Justifiant les poursuites contre l’ancien intendant général, Joséphine Loly Tinkiano rappelle que ‘’M. Kabinet Sylla a bénéficié d’un décret le 4 février 2014 le nommant au poste d’intendant de la présidence de la République pour un salaire de 6 601 000 GNF. Avant sa nomination, il n’avait qu’une seule société de commerce générale dénommée Business Marketing International. Elle a été créée en 2010. Pourtant, à partir de 2014, pendant qu’il était aux affaires, en sa qualité d’agent public, trois autres entités de Djoma ont vu jour. C’est notamment Djoma SA, Djoma Logistique SA, et Djoma Groupe SA qui ont vu le jour en 2016’’.
‘’Étant le seul actionnaire, d’où viennent les fonds ? Comment a-t-il amassé une telle fortune ?’’, se demande-t-elle avant d’estimer que ‘’c’est incompatible. Avec sa fonction d’intendant général et en sa qualité d’agent public, il n’a pas la possibilité de créer au même moment des entités privées. Mieux, cela est contraire aux dispositions des articles 650 et 651 du code pénal. Sur les comptes en banque de toutes ces sociétés citées ci-haut, on retrouve des montants en dollars, euros et plusieurs montants faramineux qui aujourd’hui font l’objet de saisie conservatoire’’.
Montants incriminés ?
Joséphine Loly Tinkiano dévoile les montants découverts sur comptes bancaires de celui qui se fait appeler Bill Gates.
‘’Sur le compte personnel de M. Kabinet Sylla Bill Gates, des remises de chèques de 3 milliards 348 millions 749 mille 923 GNF ont été trouvées. Des dépôts de chèques à l’encaissement, il y a 212 millions 500 mille GNF. Aussi, il y a des dépôts en espèces de 2 milliards 136 millions 588 mille GNF, divers virements de compte à compte à hauteur de 8 milliards 717 millions 806 mille 741 GNF, des transferts de fonds notamment à la BCRG de 10 milliards 876 millions 251 mille 856 GNF, des transferts de fonds avec des donneurs d’ordre identifiés de 38 milliards 673 millions 275 mille 526 GNF et des interfaces transactions de 16 milliards 040 millions 316 mille 017 GNF’’, énumère-t-elle.
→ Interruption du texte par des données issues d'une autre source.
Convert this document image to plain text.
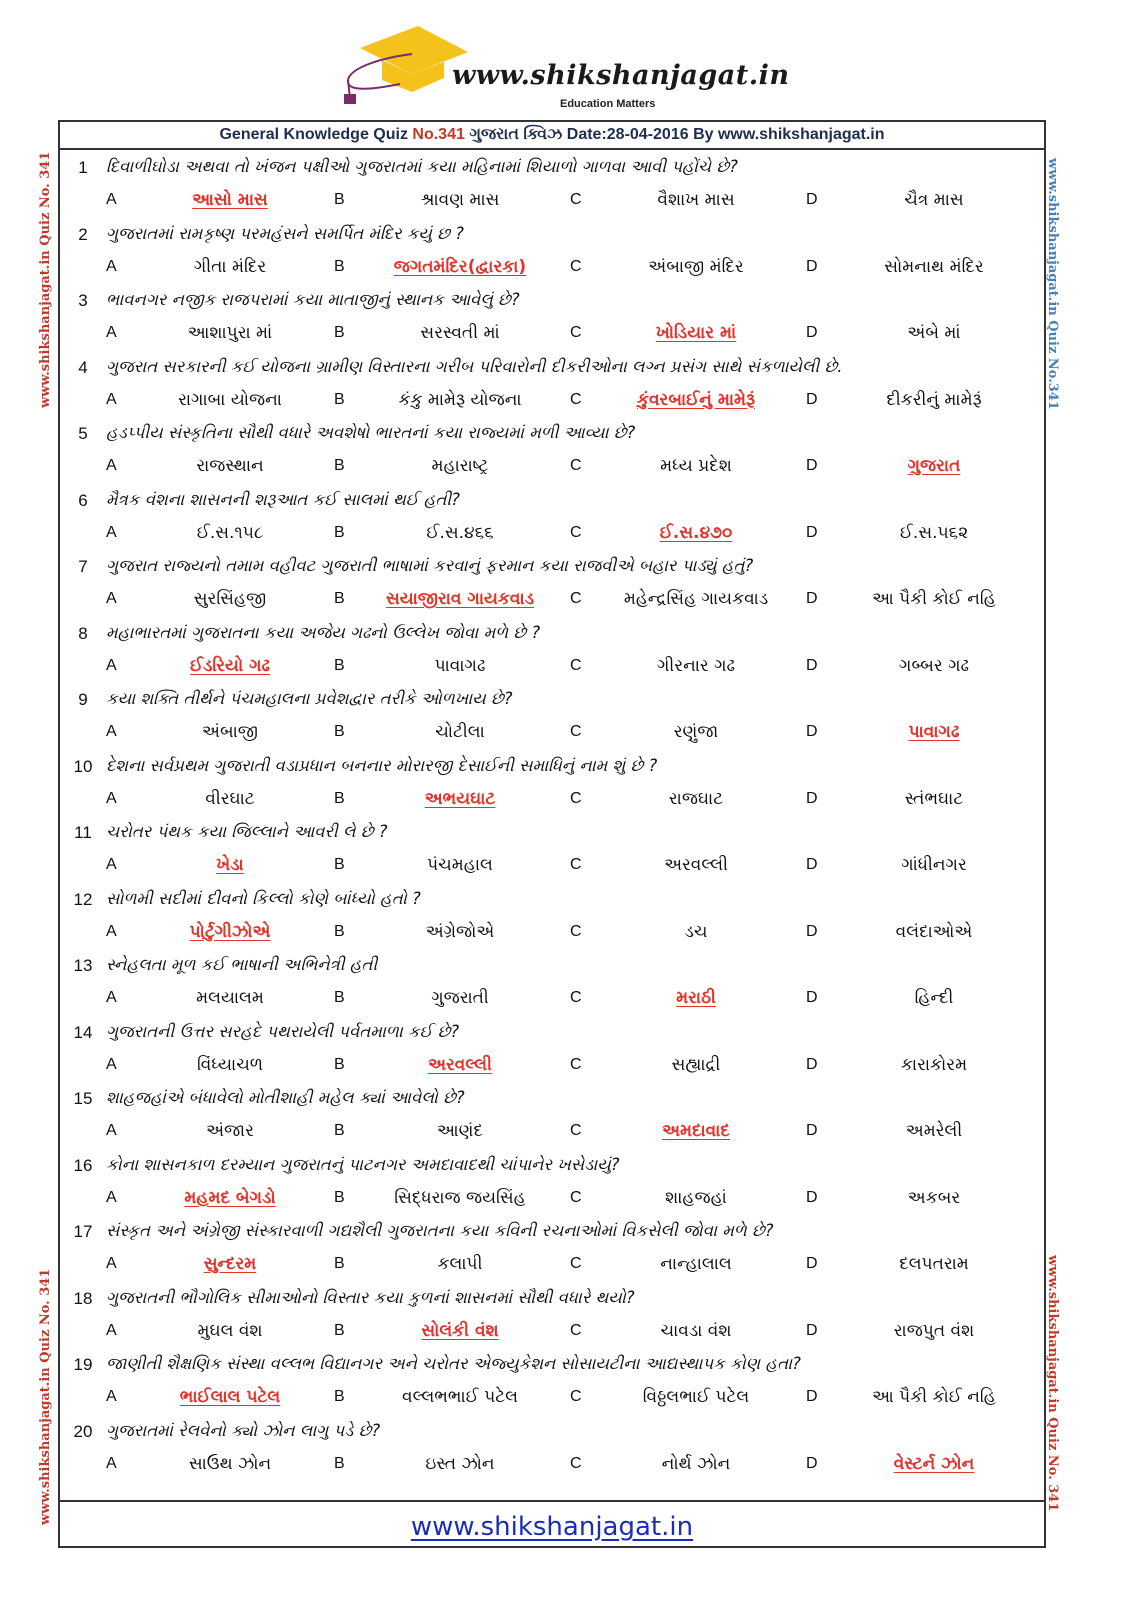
www.shikshanjagat.in
Education Matters
www.shikshanjagat.in Quiz No. 341
www.shikshanjagat.in Quiz No. 341
www.shikshanjagat.in Quiz No.341
www.shikshanjagat.in Quiz No. 341
General Knowledge Quiz No.341 ગુજરાત ક્વિઝ Date:28-04-2016 By www.shikshanjagat.in
1	દિવાળીઘોડા અથવા તો ખંજન પક્ષીઓ ગુજરાતમાં કયા મહિનામાં શિયાળો ગાળવા આવી પહોંચે છે?
A	આસો માસ	B	શ્રાવણ માસ	C	વૈશાખ માસ	D	ચૈત્ર માસ
2	ગુજરાતમાં રામકૃષ્ણ પરમહંસને સમર્પિત મંદિર કયું છ ?
A	ગીતા મંદિર	B	જગતમંદિર(દ્વારકા)	C	અંબાજી મંદિર	D	સોમનાથ મંદિર
3	ભાવનગર નજીક રાજપરામાં કયા માતાજીનું સ્થાનક આવેલું છે?
A	આશાપુરા માં	B	સરસ્વતી માં	C	ખોડિયાર માં	D	અંબે માં
4	ગુજરાત સરકારની કઈ યોજના ગ્રામીણ વિસ્તારના ગરીબ પરિવારોની દીકરીઓના લગ્ન પ્રસંગ સાથે સંકળાયેલી છે.
A	રાગાબા યોજના	B	કંકુ મામેરૂ યોજના	C	કુંવરબાઈનું મામેરૂં	D	દીકરીનું મામેરૂં
5	હડપ્પીય સંસ્કૃતિના સૌથી વધારે અવશેષો ભારતનાં કયા રાજ્યમાં મળી આવ્યા છે?
A	રાજસ્થાન	B	મહારાષ્ટ્ર	C	મધ્ય પ્રદેશ	D	ગુજરાત
6	મૈત્રક વંશના શાસનની શરૂઆત કઈ સાલમાં થઈ હતી?
A	ઈ.સ.૧૫૮	B	ઈ.સ.૪૬૬	C	ઈ.સ.૪૭૦	D	ઈ.સ.૫૬૨
7	ગુજરાત રાજ્યનો તમામ વહીવટ ગુજરાતી ભાષામાં કરવાનું ફરમાન કયા રાજવીએ બહાર પાડ્યું હતું?
A	સુરસિંહજી	B	સયાજીરાવ ગાયકવાડ	C	મહેન્દ્રસિંહ ગાયકવાડ	D	આ પૈકી કોઈ નહિ
8	મહાભારતમાં ગુજરાતના કયા અજેય ગઢનો ઉલ્લેખ જોવા મળે છે ?
A	ઈડરિયો ગઢ	B	પાવાગઢ	C	ગીરનાર ગઢ	D	ગબ્બર ગઢ
9	કયા શક્તિ તીર્થને પંચમહાલના પ્રવેશદ્વાર તરીકે ઓળખાય છે?
A	અંબાજી	B	ચોટીલા	C	રણુંજા	D	પાવાગઢ
10 દેશના સર્વપ્રથમ ગુજરાતી વડાપ્રધાન બનનાર મોરારજી દેસાઈની સમાધિનું નામ શું છે ?
A	વીરઘાટ	B	અભયઘાટ	C	રાજઘાટ	D	સ્તંભઘાટ
11 ચરોતર પંથક કયા જિલ્લાને આવરી લે છે ?
A	ખેડા	B	પંચમહાલ	C	અરવલ્લી	D	ગાંધીનગર
12 સોળમી સદીમાં દીવનો કિલ્લો કોણે બાંધ્યો હતો ?
A	પોર્ટુગીઝોએ	B	અંગ્રેજોએ	C	ડચ	D	વલંદાઓએ
13 સ્નેહલતા મૂળ કઈ ભાષાની અભિનેત્રી હતી
A	મલયાલમ	B	ગુજરાતી	C	મરાઠી	D	હિન્દી
14 ગુજરાતની ઉત્તર સરહદે પથરાયેલી પર્વતમાળા કઈ છે?
A	વિંધ્યાચળ	B	અરવલ્લી	C	સહ્યાદ્રી	D	કારાકોરમ
15 શાહજહાંએ બંધાવેલો મોતીશાહી મહેલ ક્યાં આવેલો છે?
A	અંજાર	B	આણંદ	C	અમદાવાદ	D	અમરેલી
16 કોના શાસનકાળ દરમ્યાન ગુજરાતનું પાટનગર અમદાવાદથી ચાંપાનેર ખસેડાયું?
A	મહમદ બેગડો	B	સિદ્ધરાજ જયસિંહ	C	શાહજહાં	D	અકબર
17 સંસ્કૃત અને અંગ્રેજી સંસ્કારવાળી ગદ્યશૈલી ગુજરાતના કયા કવિની રચનાઓમાં વિકસેલી જોવા મળે છે?
A	સુન્દરમ	B	કલાપી	C	નાન્હાલાલ	D	દલપતરામ
18 ગુજરાતની ભૌગોલિક સીમાઓનો વિસ્તાર કયા કુળનાં શાસનમાં સૌથી વધારે થયો?
A	મુઘલ વંશ	B	સોલંકી વંશ	C	ચાવડા વંશ	D	રાજપુત વંશ
19 જાણીતી શૈક્ષણિક સંસ્થા વલ્લભ વિદ્યાનગર અને ચરોતર એજ્યુકેશન સોસાયટીના આદ્યસ્થાપક કોણ હતા?
A	ભાઈલાલ પટેલ	B	વલ્લભભાઈ પટેલ	C	વિઠ્ઠલભાઈ પટેલ	D	આ પૈકી કોઈ નહિ
20 ગુજરાતમાં રેલવેનો ક્યો ઝોન લાગુ પડે છે?
A	સાઉથ ઝોન	B	ઇસ્ત ઝોન	C	નોર્થ ઝોન	D	વેસ્ટર્ન ઝોન
www.shikshanjagat.in
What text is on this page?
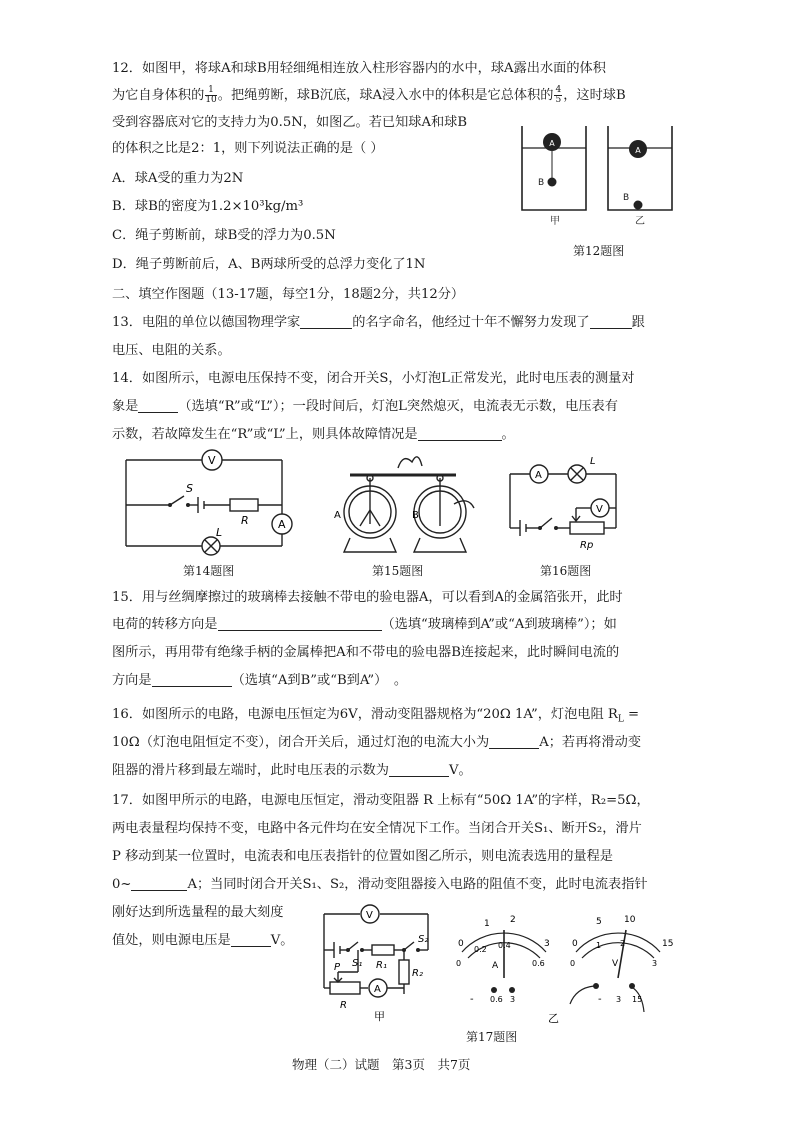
12．如图甲，将球A和球B用轻细绳相连放入柱形容器内的水中，球A露出水面的体积
为它自身体积的 $\frac{1}{10}$ 。把绳剪断，球B沉底，球A浸入水中的体积是它总体积的 $\frac{4}{5}$ ，这时球B
受到容器底对它的支持力为0.5N，如图乙。若已知球A和球B
的体积之比是2：1，则下列说法正确的是（ ）
A．球A受的重力为2N
B．球B的密度为1.2×10³kg/m³
C．绳子剪断前，球B受的浮力为0.5N
D．绳子剪断前后，A、B两球所受的总浮力变化了1N
A
B
甲
A
B
乙
第12题图
二、填空作图题（13-17题，每空1分，18题2分，共12分）
13．电阻的单位以德国物理学家	的名字命名，他经过十年不懈努力发现了	跟
电压、电阻的关系。
14．如图所示，电源电压保持不变，闭合开关S，小灯泡L正常发光，此时电压表的测量对
象是	（选填“R”或“L”）；一段时间后，灯泡L突然熄灭，电流表无示数，电压表有
示数，若故障发生在“R”或“L”上，则具体故障情况是	。
V
A
S
R
L
第14题图
A	B
第15题图
A
V
L
Rp
第16题图
15．用与丝绸摩擦过的玻璃棒去接触不带电的验电器A，可以看到A的金属箔张开，此时
电荷的转移方向是	（选填“玻璃棒到A”或“A到玻璃棒”）；如
图所示，再用带有绝缘手柄的金属棒把A和不带电的验电器B连接起来，此时瞬间电流的
方向是	（选填“A到B”或“B到A”）　。
16．如图所示的电路，电源电压恒定为6V，滑动变阻器规格为“20Ω 1A”，灯泡电阻 $R_L$ =
10Ω（灯泡电阻恒定不变），闭合开关后，通过灯泡的电流大小为	A；若再将滑动变
阻器的滑片移到最左端时，此时电压表的示数为	V。
17．如图甲所示的电路，电源电压恒定，滑动变阻器 R 上标有“50Ω 1A”的字样，R₂=5Ω，
两电表量程均保持不变，电路中各元件均在安全情况下工作。当闭合开关S₁、断开S₂，滑片
P 移动到某一位置时，电流表和电压表指针的位置如图乙所示，则电流表选用的量程是
0~	A；当同时闭合开关S₁、S₂，滑动变阻器接入电路的阻值不变，此时电流表指针
刚好达到所选量程的最大刻度
值处，则电源电压是	V。
V
A
S₁
S₂
R₁
R₂
R
P
甲
0
1 2
3
0
0.2 0.4
0.6
A
- 0.6 3
0
5 10
15
0
1 2
3
V
- 3 15
乙
第17题图
物理（二）试题　第3页　共7页
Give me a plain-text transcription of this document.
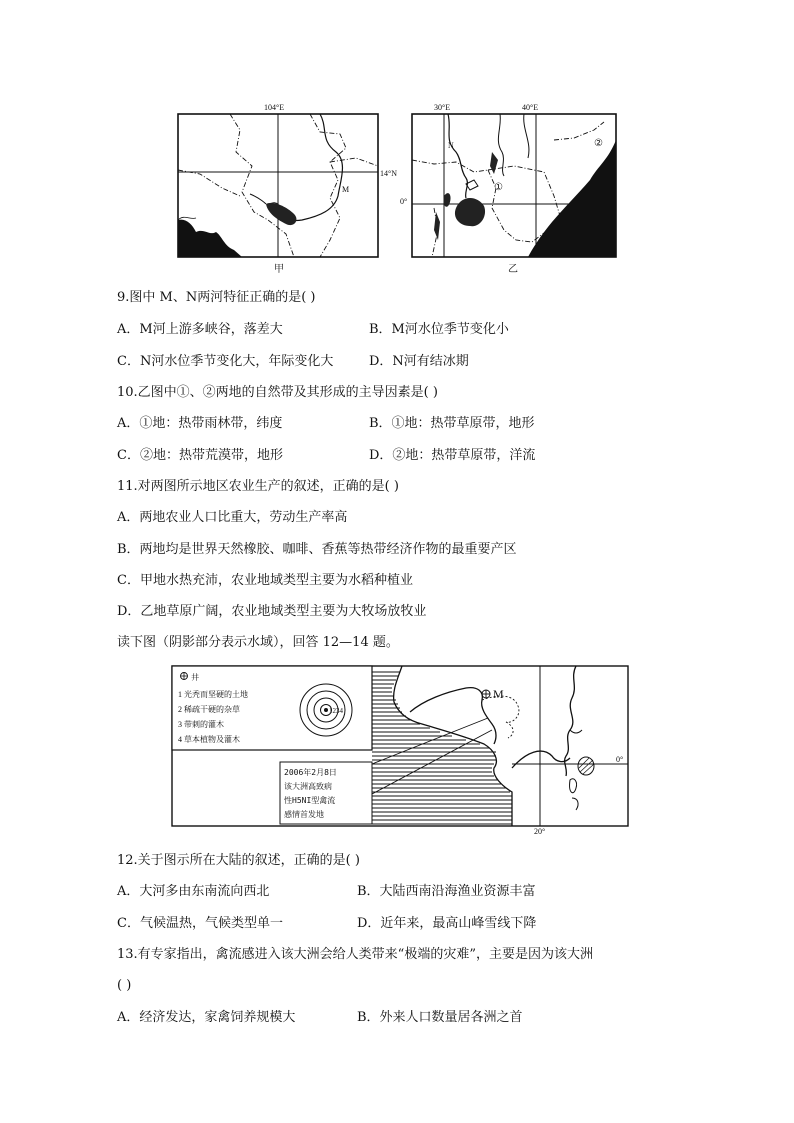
104°E
14°N
M
甲
30°E	40°E
0°
N
①
②
乙
9.图中 M、N两河特征正确的是( )
A．M河上游多峡谷，落差大	B．M河水位季节变化小
C．N河水位季节变化大，年际变化大	D．N河有结冰期
10.乙图中①、②两地的自然带及其形成的主导因素是( )
A．①地：热带雨林带，纬度	B．①地：热带草原带，地形
C．②地：热带荒漠带，地形	D．②地：热带草原带，洋流
11.对两图所示地区农业生产的叙述，正确的是( )
A．两地农业人口比重大，劳动生产率高
B．两地均是世界天然橡胶、咖啡、香蕉等热带经济作物的最重要产区
C．甲地水热充沛，农业地域类型主要为水稻种植业
D．乙地草原广阔，农业地域类型主要为大牧场放牧业
读下图（阴影部分表示水域），回答 12—14 题。
井
1 光秃而坚硬的土地
2 稀疏干硬的杂草
3 带刺的灌木
4 草本植物及灌木
1234
M
2006年2月8日
该大洲高致病
性H5NI型禽流
感情首发地
0°
20°
12.关于图示所在大陆的叙述，正确的是( )
A．大河多由东南流向西北	B．大陆西南沿海渔业资源丰富
C．气候温热，气候类型单一	D．近年来，最高山峰雪线下降
13.有专家指出，禽流感进入该大洲会给人类带来“极端的灾难”，主要是因为该大洲
( )
A．经济发达，家禽饲养规模大	B．外来人口数量居各洲之首
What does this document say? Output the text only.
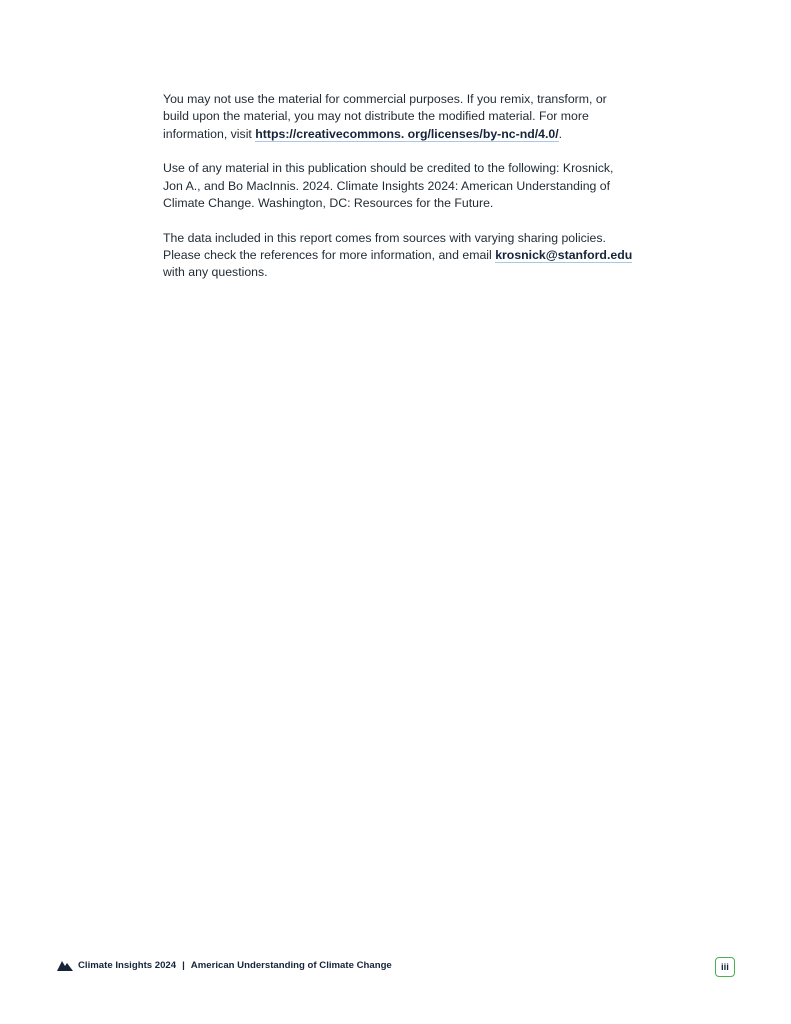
You may not use the material for commercial purposes. If you remix, transform, or build upon the material, you may not distribute the modified material. For more information, visit https://creativecommons. org/licenses/by-nc-nd/4.0/.

Use of any material in this publication should be credited to the following: Krosnick, Jon A., and Bo MacInnis. 2024. Climate Insights 2024: American Understanding of Climate Change. Washington, DC: Resources for the Future.

The data included in this report comes from sources with varying sharing policies. Please check the references for more information, and email krosnick@stanford.edu with any questions.

Climate Insights 2024 | American Understanding of Climate Change	iii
Sur son compte en dollars, poursuit-elle, ‘’il y a des versements de fonds en espèces de 4 millions de dollars, des transferts de fonds reçus de 16 392 236 dollars, des interfaces transactions de 34 millions 981 409,45 de dollars’’.
Sur son compte en euros, la substitut du procureur spécial près la CRIEF révèle qu’il ‘’y a des transferts de fonds effectués par deux personnes morales dont 5078,400 euros et 9 000 euros, des interfaces transactions de 10 188,87 euros’’.
Sur le compte de la société Djoma Logistique, elle souligne que des ‘’transferts de fonds reçus de 32 milliards 921 millions 486 mille 694 GNF ainsi que des versements en espèces de 677 millions 373 mille 973 GNF.
‘’Le compte en devises précisément en dollars, intitulé Djoma Logistique SA, a enregistré un retrait le 6 septembre 2021 d’un million de dollars en faveur de Mohamed Diané, ancien ministre de la défense nationale actuellement en détention’’, précise-t-elle.
Elle affirme que ‘’ces montants ont été retrouvés sur des comptes qui sont domiciliés dans des banques nationales dont on se réserve le droit de dévoiler. Les personnes morales et physiques qui ont effectué toutes ces transactions ont été identifiées. Tous ces éléments factuels ont été mis à la disposition de la chambre d’’instruction’’.